In literary news, Jenn Marie Nunes talks about her forthcoming first book, AND/OR, the winner of Switchback Books‘ inaugural Queer Voices contest, in this great interview with Room 220.

A public service announcement on how not to write misogynist literature.

Image via Sundress Publications

 

“We believe that poetry (& any art form, for that matter) is at its most electric, irreverent, & intimate when it exists outside institutions.” Check out the Indiegogo campaign for POETRY JAWNS, a poetry podcast from Emma Sanders & Alina Pleskova.

The last episode of Parks & Recreation aired this week (though some of us are in denial and still haven’t watched it.). Look back on some of Leslie Knope’s greatest feminist moments on the Ms. blog.

Image via Ms.

Speaking of Ms., HBO is making a mini-series about the creation of Ms. Magazine—omg.
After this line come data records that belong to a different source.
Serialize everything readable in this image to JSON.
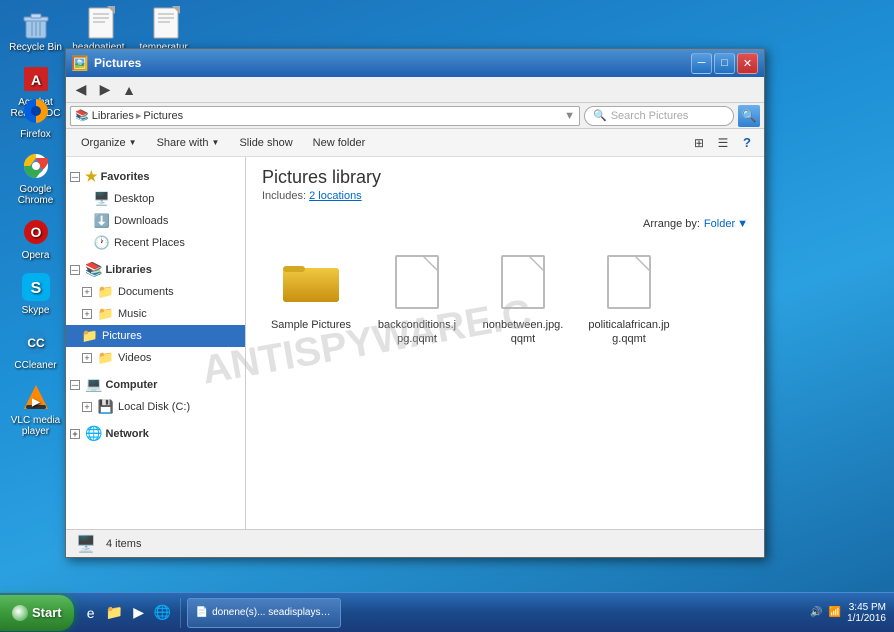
{
  "desktop": {
    "icons": [
      {
        "id": "recycle-bin",
        "label": "Recycle Bin",
        "icon": "🗑️",
        "color": "#a0c4e8"
      },
      {
        "id": "acrobat",
        "label": "Acrobat Reader DC",
        "icon": "📄",
        "color": "#ff4444"
      },
      {
        "id": "headpatient",
        "label": "headpatient...",
        "icon": "📄",
        "color": "#e0e0e0"
      },
      {
        "id": "temperature",
        "label": "temperatur...",
        "icon": "📄",
        "color": "#e0e0e0"
      },
      {
        "id": "firefox",
        "label": "Firefox",
        "icon": "🦊",
        "color": "#ff6600"
      },
      {
        "id": "chrome",
        "label": "Google Chrome",
        "icon": "🌐",
        "color": "#4285f4"
      },
      {
        "id": "opera",
        "label": "Opera",
        "icon": "O",
        "color": "#cc1111"
      },
      {
        "id": "skype",
        "label": "Skype",
        "icon": "S",
        "color": "#00aff0"
      },
      {
        "id": "ccleaner",
        "label": "CCleaner",
        "icon": "C",
        "color": "#2288cc"
      },
      {
        "id": "vlc",
        "label": "VLC media player",
        "icon": "▶",
        "color": "#ff8800"
      }
    ]
  },
  "taskbar": {
    "start_label": "Start",
    "items": [
      {
        "id": "ie-icon",
        "label": "Internet Explorer",
        "icon": "e"
      },
      {
        "id": "folder-icon",
        "label": "Windows Explorer",
        "icon": "📁"
      },
      {
        "id": "wmp-icon",
        "label": "Windows Media Player",
        "icon": "▶"
      },
      {
        "id": "chrome-icon",
        "label": "Chrome",
        "icon": "●"
      }
    ],
    "taskbar_windows": [
      {
        "id": "donene",
        "label": "donene(s)... seadisplays.j..."
      }
    ],
    "clock": "3:45 PM",
    "date": "1/1/2016"
  },
  "window": {
    "title": "Pictures",
    "titlebar_icon": "🖼️",
    "controls": {
      "minimize": "─",
      "maximize": "□",
      "close": "✕"
    },
    "address": {
      "label": "",
      "path": "Libraries ▸ Pictures",
      "path_parts": [
        "Libraries",
        "Pictures"
      ],
      "search_placeholder": "Search Pictures"
    },
    "toolbar": {
      "organize": "Organize",
      "share_with": "Share with",
      "slide_show": "Slide show",
      "new_folder": "New folder"
    },
    "library": {
      "title": "Pictures library",
      "includes_label": "Includes:",
      "includes_count": "2 locations"
    },
    "arrange": {
      "label": "Arrange by:",
      "value": "Folder"
    },
    "files": [
      {
        "id": "sample-pictures",
        "name": "Sample Pictures",
        "type": "folder"
      },
      {
        "id": "backconditions",
        "name": "backconditions.jpg.qqmt",
        "type": "file"
      },
      {
        "id": "nonbetween",
        "name": "nonbetween.jpg.qqmt",
        "type": "file"
      },
      {
        "id": "politicalafrican",
        "name": "politicalafrican.jpg.qqmt",
        "type": "file"
      }
    ],
    "status": {
      "icon": "🖥️",
      "count_label": "4 items"
    }
  },
  "sidebar": {
    "favorites": {
      "label": "Favorites",
      "items": [
        {
          "id": "desktop",
          "label": "Desktop",
          "icon": "🖥️"
        },
        {
          "id": "downloads",
          "label": "Downloads",
          "icon": "⬇️"
        },
        {
          "id": "recent-places",
          "label": "Recent Places",
          "icon": "🕐"
        }
      ]
    },
    "libraries": {
      "label": "Libraries",
      "items": [
        {
          "id": "documents",
          "label": "Documents",
          "icon": "📁",
          "expandable": true
        },
        {
          "id": "music",
          "label": "Music",
          "icon": "📁",
          "expandable": true
        },
        {
          "id": "pictures",
          "label": "Pictures",
          "icon": "📁",
          "selected": true
        },
        {
          "id": "videos",
          "label": "Videos",
          "icon": "📁",
          "expandable": true
        }
      ]
    },
    "computer": {
      "label": "Computer",
      "items": [
        {
          "id": "local-disk",
          "label": "Local Disk (C:)",
          "icon": "💾",
          "expandable": true
        }
      ]
    },
    "network": {
      "label": "Network"
    }
  },
  "watermark": {
    "text": "ANTISPYWARE.C"
  }
}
And we of 90s childhood (and the name Marisa with one ‘s’) could not be more delighted that Marisa Tomei is playing Gloria Steinem.


Oh Joy Sex Toy looks at the BDSM practices of 50 Shades of Grey alongside those of Secretary.

And last but defs not least, check out Women, Action & the Media’s first-ever WAM! Entertainment Guide for feminist movie, book, and other media recommendations.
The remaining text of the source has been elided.